Description:
Collaborates with Agile squads/developers, sustain and business partners and provides significant contributions to develop specifications to resolve problems, and to address enhancement needs focusing in areas of logging, monitoring, and metrics for operational readiness
- Uses technical knowledge, creativity, and company practices to drive down occurrences of incidents through the development of proactive monitoring and alerting.
- Provide attention to incidents according to Service Level Agreements.
- Provide continuous feedback to development teams on system stability, defect analysis, and system enhancements
- Work with IT business and development partners to gather input to develop new capabilities in displaying/monitoring/alerting on key performance indicators (KPIs) by tracking business transactions (BT) in real-time
- Take ownership and accountability for the incident resolution process, participating in RCA and SWAT investigations.
- Plan for validation and verification of changes deployed by infrastructure teams, and development teams.
- Participate in day-to-day real-time technical support and troubleshooting on issues reported from the user/customer base.
- Establish and maintain a good relationship with team members, Product Development, Product management, Customer Service, Client management, and other cross-functional teams.
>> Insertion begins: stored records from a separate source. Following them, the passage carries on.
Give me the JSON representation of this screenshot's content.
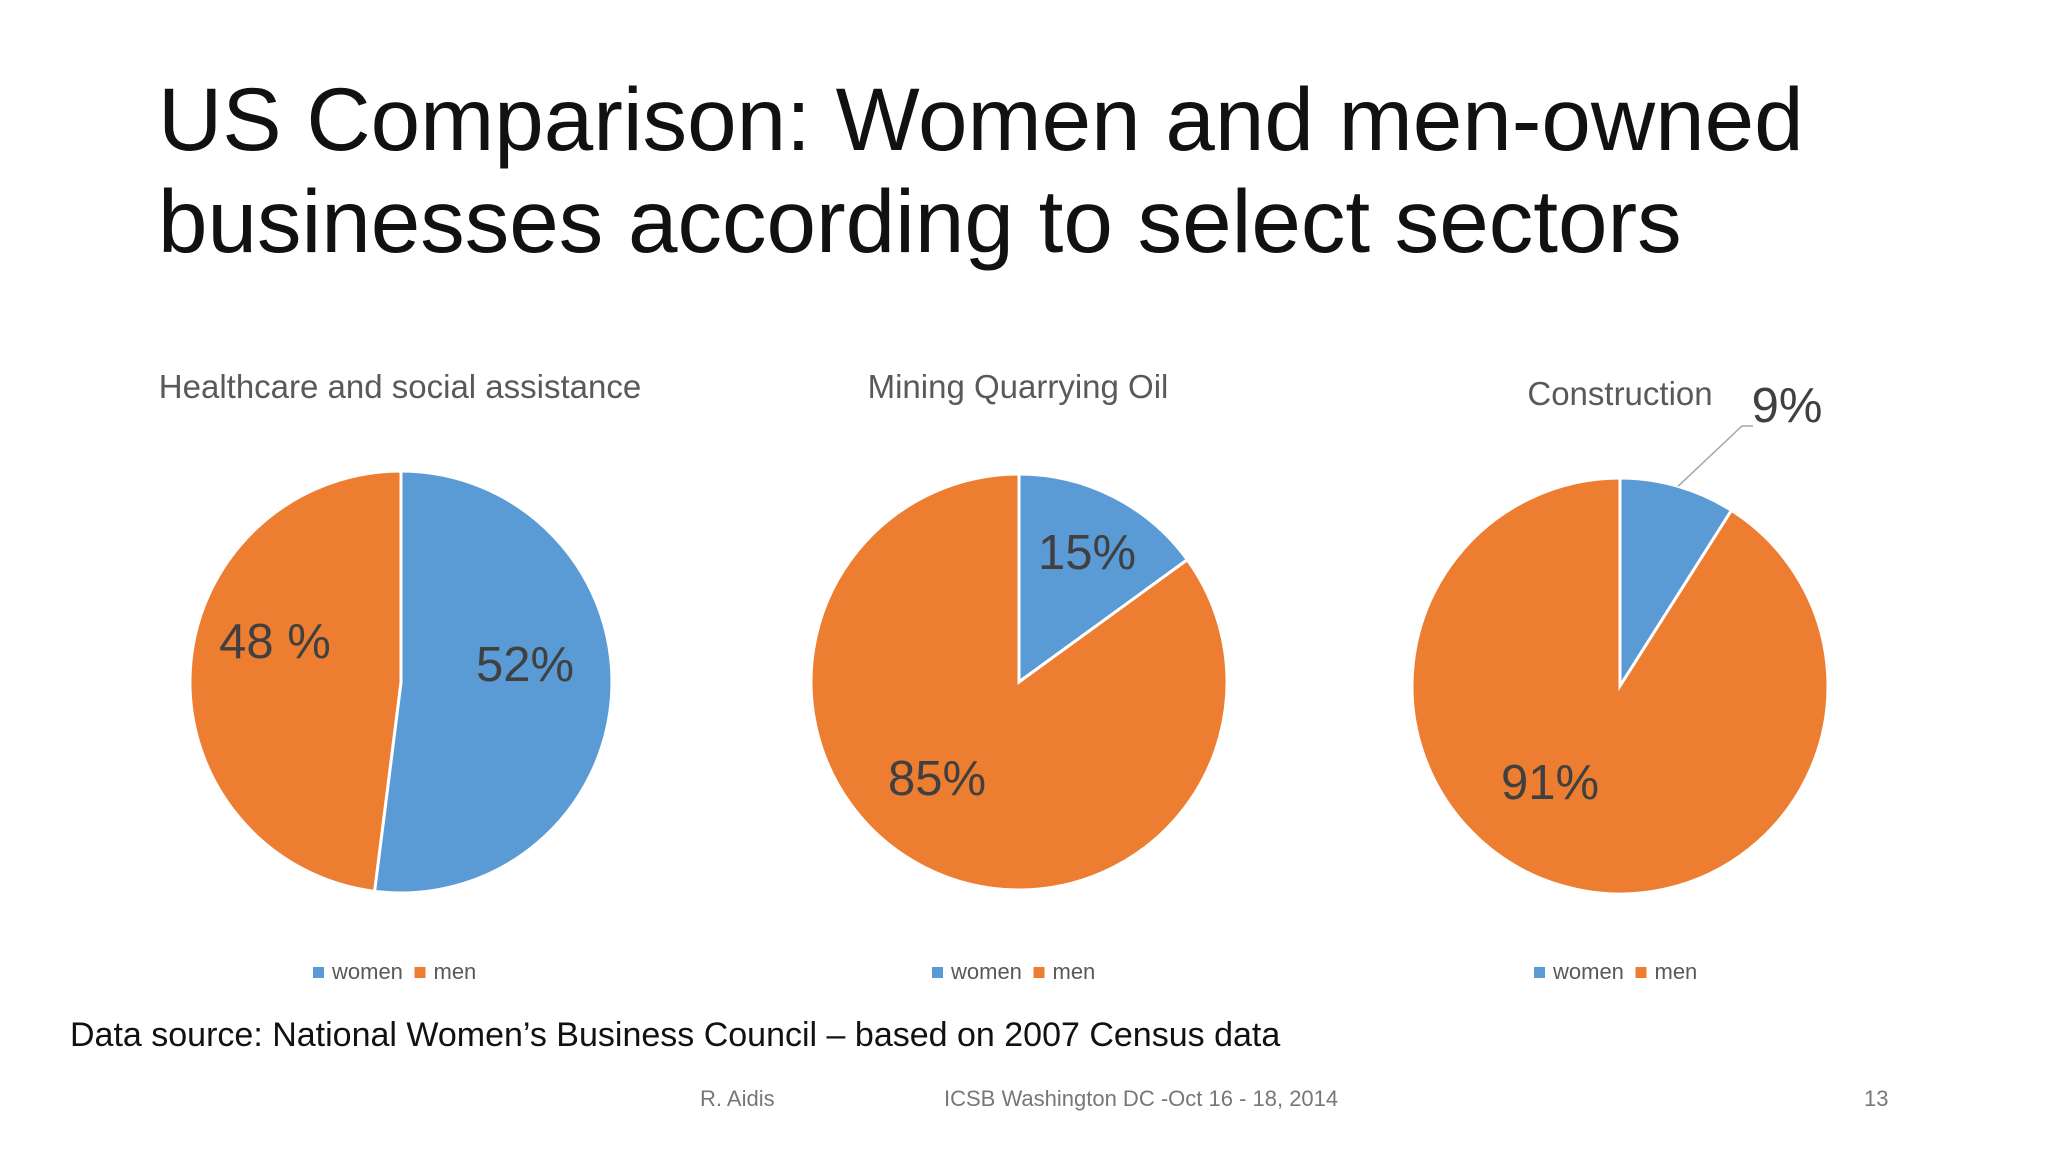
{
  "slide": {
    "title_line1": "US Comparison: Women and men-owned",
    "title_line2": "businesses according to select sectors",
    "source": "Data source: National Women’s Business Council – based on 2007 Census data",
    "footer_author": "R. Aidis",
    "footer_event": "ICSB Washington DC -Oct 16 - 18, 2014",
    "page_number": "13"
  },
  "colors": {
    "women": "#5b9bd5",
    "men": "#ed7d31",
    "text": "#404040"
  },
  "chart_data": [
    {
      "type": "pie",
      "title": "Healthcare and social assistance",
      "categories": [
        "women",
        "men"
      ],
      "values": [
        52,
        48
      ],
      "labels": [
        "52%",
        "48 %"
      ],
      "legend": "bottom"
    },
    {
      "type": "pie",
      "title": "Mining Quarrying Oil",
      "categories": [
        "women",
        "men"
      ],
      "values": [
        15,
        85
      ],
      "labels": [
        "15%",
        "85%"
      ],
      "legend": "bottom"
    },
    {
      "type": "pie",
      "title": "Construction",
      "categories": [
        "women",
        "men"
      ],
      "values": [
        9,
        91
      ],
      "labels": [
        "9%",
        "91%"
      ],
      "legend": "bottom"
    }
  ]
}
- Participate in training and information-sharing activities.
- Act as backup for other team members when necessary.
- Requires rotating shift work as needed.
- On-call rotation is required, as 7x24x365 support is required.
What It Takes
- Deep understanding of Linux systems
- Hands-on experience with cloud infrastructure; Google, AWS, or Azure a plus
- Experience with PaaS technologies such as Cloud Foundry, Kubernetes, and Bosh.
- Experience with Continuous delivery tools like Ansible, Rundeck, or Argo CD to set up automated pipelines as needed.
- Experience in supporting middleware technologies such as Apache, Tomcat, and Spring.
- Experience with at least one scripting language such as shell, Perl, python, javascript, etc…
- Experience with installing and configuring Apache and Tomcat.
- Deep expertise in Monitoring distributed systems application architectures and the ability to correlate environment conditions and metrics to application events.
- Experience with APM tools such as Newrelic, Dynatrace, or AppDyanmics.
- Experience with monitoring tools such as Zabbix or check_mk.
- Strong understanding of ITIL principles, certification is a plus.
- Proven problem-solving and analytical ability.
- Excellent organizational/time management skills.
- A proven record of being able to work independently and collaboratively.